AgentLens finds 10.7% of passing SWE agents are 'Lucky Passes'
New framework reveals many SWE agents succeed by luck, not skill.
A new paper from researchers including Priyam Sahoo introduces AgentLens, a framework that exposes a critical flaw in how we evaluate software engineering (SWE) agents: the 'Lucky Pass' problem. Current evaluation relies solely on whether a patch passes tests, treating a chaotic trial-and-error process the same as a principled solution. The team analyzed 2,614 trajectories from OpenHands across eight model backends on 60 SWE-bench Verified tasks. Among 1,815 passing trajectories, 10.7% exhibited Lucky Pass behavior—characterized by regression cycles, blind retries, missing verification, or temporally disordered exploration and implementation. The framework uses Prefix Tree Acceptor references and a context-sensitive intent labeler to classify actions into Exploration, Implementation, Verification, or Orchestration.

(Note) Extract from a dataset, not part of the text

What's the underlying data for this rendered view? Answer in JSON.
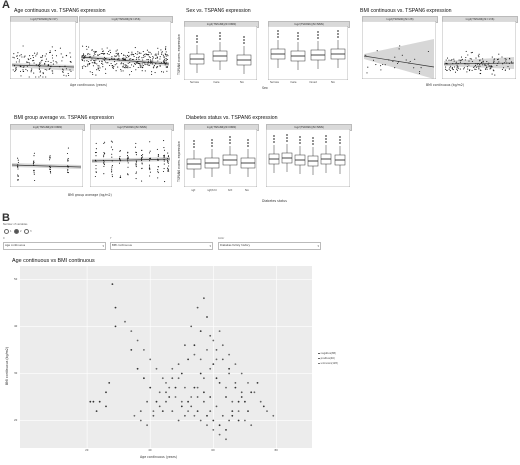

Across the eight models, Lucky Pass rates ranged dramatically from 0.5% to 23.2%, and ranking models by quality score instead of pass rate shifted positions by up to five ranks. This suggests that popular leaderboards may overrate agents that hack solutions rather than build them reliably. AgentLens introduces three quality tiers—Lucky, Solid, and Ideal—and further decomposes Lucky Passes into five recurring failure mechanisms. The team has released AgentLens-Bench, a dataset of 1,815 annotated trajectories, along with an SDK for process-level evaluation. For organizations deploying AI coding agents, this work underscores that pass rate is an incomplete metric; process quality is essential for trust and reliability.
- 10.7% of passing SWE-agent trajectories are 'Lucky Passes' achieved through trial-and-error rather than principled reasoning
- Lucky rates vary from 0.5% to 23.2% across eight model backends, causing rank shifts of up to five positions when using quality scores
- AgentLens-Bench dataset includes 1,815 annotated trajectories with quality tiers (Lucky, Solid, Ideal) and five recurring Lucky Pass mechanisms
Why It Matters
Pass rates alone mislead; process quality is crucial for reliable AI coding agents.